Un rapporto strano tra lingua e dialetto, si riscontra nei nomi di località e di persona; non ci sembra che seguano una regola fissa:
Umberto diventa ‘Mberto
Antonio diventa ‘Ntonio
Enrico diventa Rico
Angilu può diventare ‘Ngilinu
ma, in linea di massima si pronunciano come in italiano.
gli si pronuncia di norma ji
Bottiglia buttija
Famiglia famija
Cosiglio cunsiju
Figlio fiju
in e im all’inizio di parola diventano ‘n, ‘m
inginocchiarsi = ‘nginocchiasse
impiegato = ‘mpiegatu
mb si trasforma in mm (Piombo = piummu)
ma quando si vuole parlare “civile” diventa mp *
Piombo = Piompo
rinomata la frase di un noto pittore locale : “Ma nón cunusci Seba§tiano der Piompo”
nd si trasforma, quasi sempre, in nn
Candela = cannela
Mandato = mannatu
Quando = quanno
così vale per il gerundio dei verbi:
essendo andati = essenno iti
avendo avuto = avenno avutu
nt in finale di parola diventa nd:
Ottanta = ottanda
Sessanta = sessanda
Quanta = quanda
Il sabino quando parla “civile”, quasi sempre, trasforma nd in nt, la d in t e la v davanti a e, i, in f
“sentimi un poco” diventa “sendi un po’ “
classica la frase “anfeti, muradò, nun lo conoschi er piompo?“
(anvedi, muratò, nun lo conoschi er piombo?)
Una curiosità: un mio ex collega di lavoro, di Borgo Collefegato (RI) oggi Borgorosi, discutendo con un altro collega (Paolo Fiaschi) disse: “Caro Fiaschi, te sei spaijato” “Caro Fiaschi, ti sei sbagliato “.
Una considerazione a parte va fatta per vócca /bocca .

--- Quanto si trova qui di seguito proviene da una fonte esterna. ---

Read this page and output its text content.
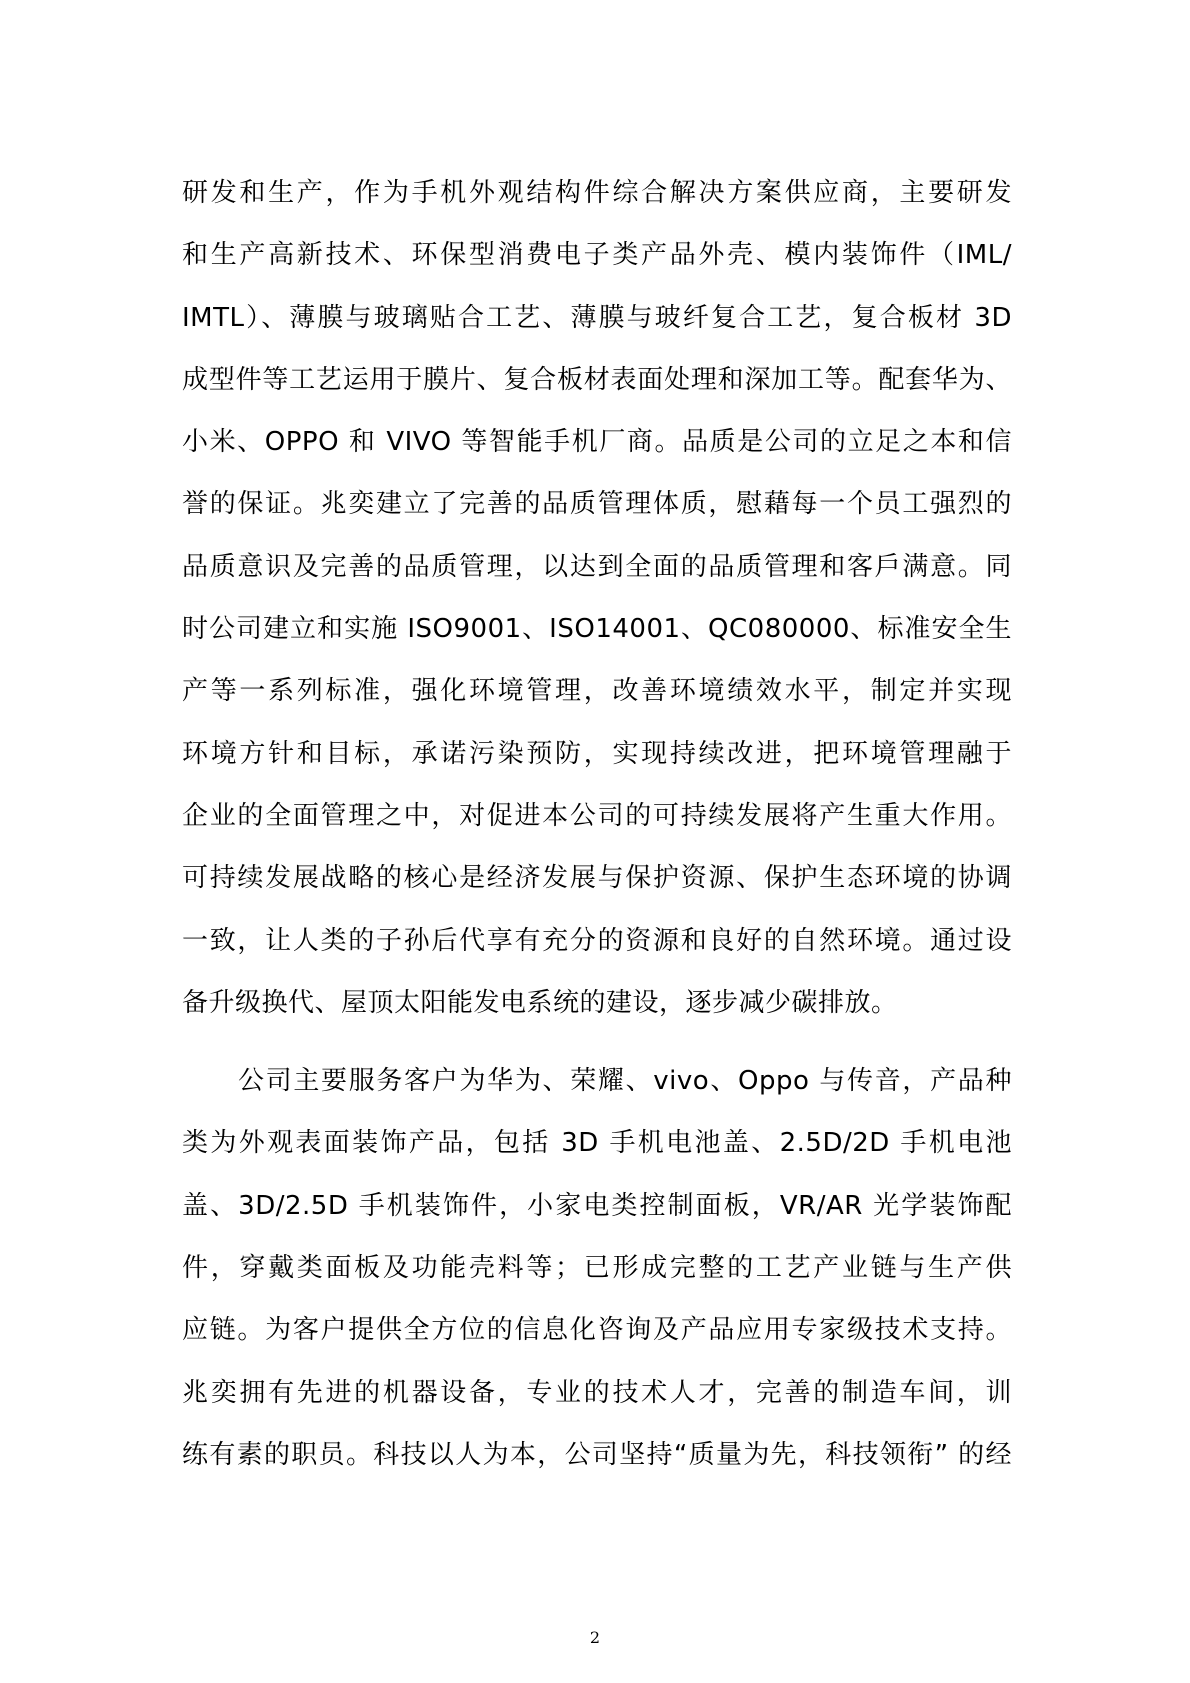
研发和生产，作为手机外观结构件综合解决方案供应商，主要研发
和生产高新技术、环保型消费电子类产品外壳、模内装饰件（IML/
IMTL）、薄膜与玻璃贴合工艺、薄膜与玻纤复合工艺，复合板材 3D
成型件等工艺运用于膜片、复合板材表面处理和深加工等。配套华为、
小米、OPPO 和 VIVO 等智能手机厂商。品质是公司的立足之本和信
誉的保证。兆奕建立了完善的品质管理体质，慰藉每一个员工强烈的
品质意识及完善的品质管理，以达到全面的品质管理和客戶满意。同
时公司建立和实施 ISO9001、ISO14001、QC080000、标准安全生
产等一系列标准，强化环境管理，改善环境绩效水平，制定并实现
环境方针和目标，承诺污染预防，实现持续改进，把环境管理融于
企业的全面管理之中，对促进本公司的可持续发展将产生重大作用。
可持续发展战略的核心是经济发展与保护资源、保护生态环境的协调
一致，让人类的子孙后代享有充分的资源和良好的自然环境。通过设
备升级换代、屋顶太阳能发电系统的建设，逐步减少碳排放。
公司主要服务客户为华为、荣耀、vivo、Oppo 与传音，产品种
类为外观表面装饰产品，包括 3D 手机电池盖、2.5D/2D 手机电池
盖、3D/2.5D 手机装饰件，小家电类控制面板，VR/AR 光学装饰配
件，穿戴类面板及功能壳料等；已形成完整的工艺产业链与生产供
应链。为客户提供全方位的信息化咨询及产品应用专家级技术支持。
兆奕拥有先进的机器设备，专业的技术人才，完善的制造车间，训
练有素的职员。科技以人为本，公司坚持“质量为先，科技领衔” 的经
2
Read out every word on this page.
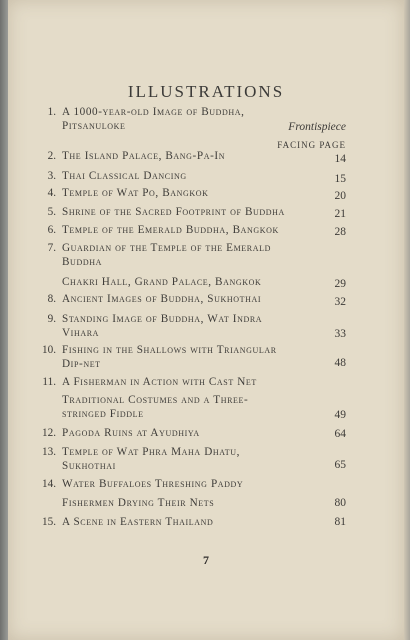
ILLUSTRATIONS
FACING PAGE
1. A 1000-year-old Image of Buddha,
Pitsanuloke	Frontispiece
2. The Island Palace, Bang-Pa-In	14
3. Thai Classical Dancing	15
4. Temple of Wat Po, Bangkok	20
5. Shrine of the Sacred Footprint of Buddha	21
6. Temple of the Emerald Buddha, Bangkok	28
7. Guardian of the Temple of the Emerald
Buddha
Chakri Hall, Grand Palace, Bangkok	29
8. Ancient Images of Buddha, Sukhothai	32
9. Standing Image of Buddha, Wat Indra
Vihara	33
10. Fishing in the Shallows with Triangular
Dip-net	48
11. A Fisherman in Action with Cast Net
Traditional Costumes and a Three-
stringed Fiddle	49
12. Pagoda Ruins at Ayudhiya	64
13. Temple of Wat Phra Maha Dhatu,
Sukhothai	65
14. Water Buffaloes Threshing Paddy
Fishermen Drying Their Nets	80
15. A Scene in Eastern Thailand	81
7
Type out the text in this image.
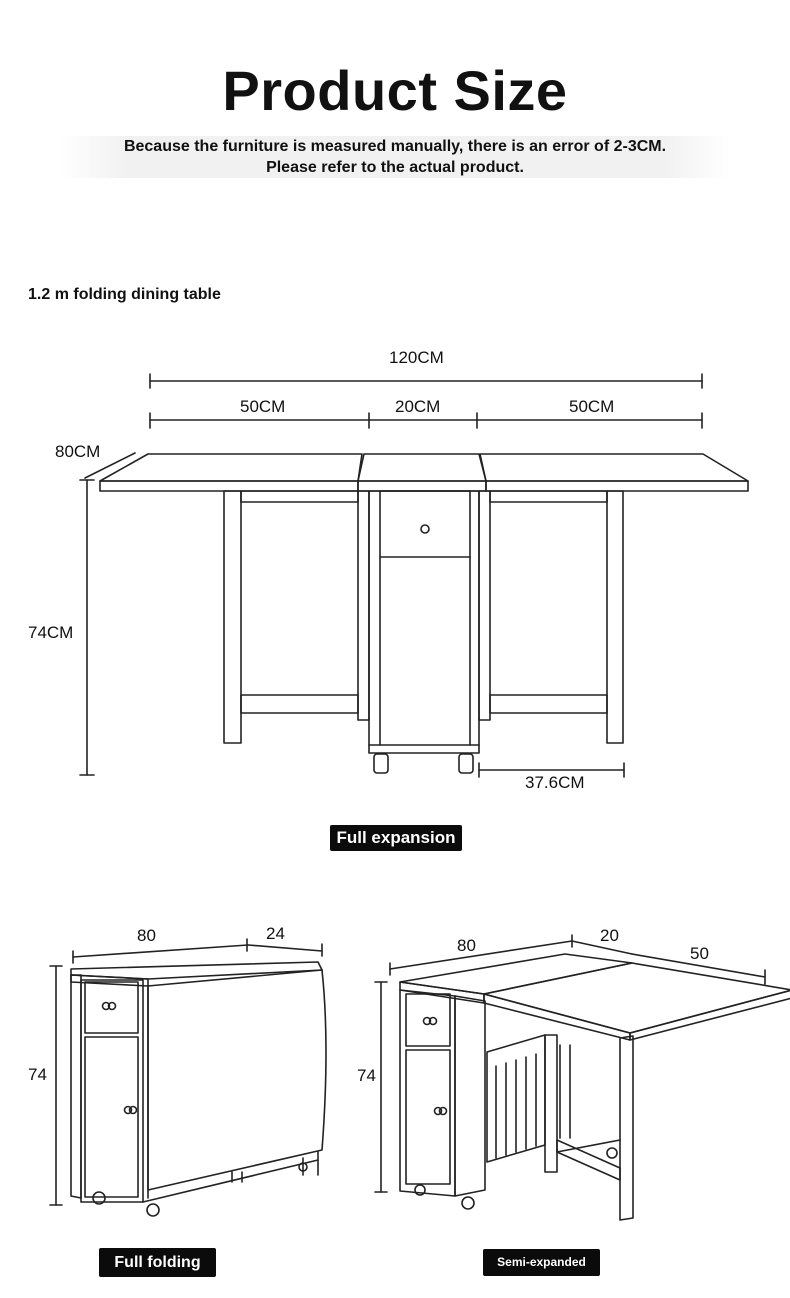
Product Size
Because the furniture is measured manually, there is an error of 2-3CM.
Please refer to the actual product.
1.2 m folding dining table
120CM
50CM	20CM	50CM
80CM
74CM
37.6CM
Full expansion
80	24
74
80
20
50
74
Full folding	Semi-expanded
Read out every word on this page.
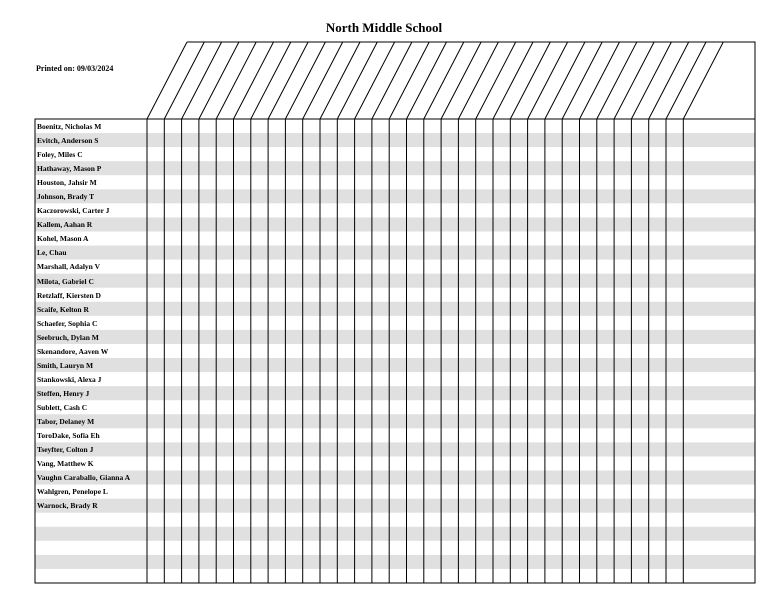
North Middle School
Printed on: 09/03/2024
Boenitz, Nicholas M
Evitch, Anderson S
Foley, Miles C
Hathaway, Mason P
Houston, Jahsir M
Johnson, Brady T
Kaczorowski, Carter J
Kallem, Aahan R
Kohel, Mason A
Le, Chau
Marshall, Adalyn V
Milota, Gabriel C
Retzlaff, Kiersten D
Scaife, Kelton R
Schaefer, Sophia C
Seebruch, Dylan M
Skenandore, Aaven W
Smith, Lauryn M
Stankowski, Alexa J
Steffen, Henry J
Sublett, Cash C
Tabor, Delaney M
ToroDake, Sofia Eh
Tseyfter, Colton J
Vang, Matthew K
Vaughn Caraballo, Gianna A
Wahlgren, Penelope L
Warnock, Brady R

Se vocca è preceduta da n o m allora diventa mmócca
Es. no §torce ‘a vócca … e cchiudi ‘ssà vócca …. e mìttite ‘mmócca ‘ssù pézz’e pa‘ ! Oppure ssu pezzu de pà.
Il dialetto, infatti era il linguaggio usato dalle genti di campagna e dalle classi più umili, cristallizzato in zone circoscritte di spazio e di tempo e rimasto abbastanza uguale fino a 50/60 anni fa, quando, finito l’isolamento rurale, attraverso una sempre più rapida diffusione dei mezzi di comunicazione, sta scomparendo con la stessa velocità della diffusione di detti mezzi.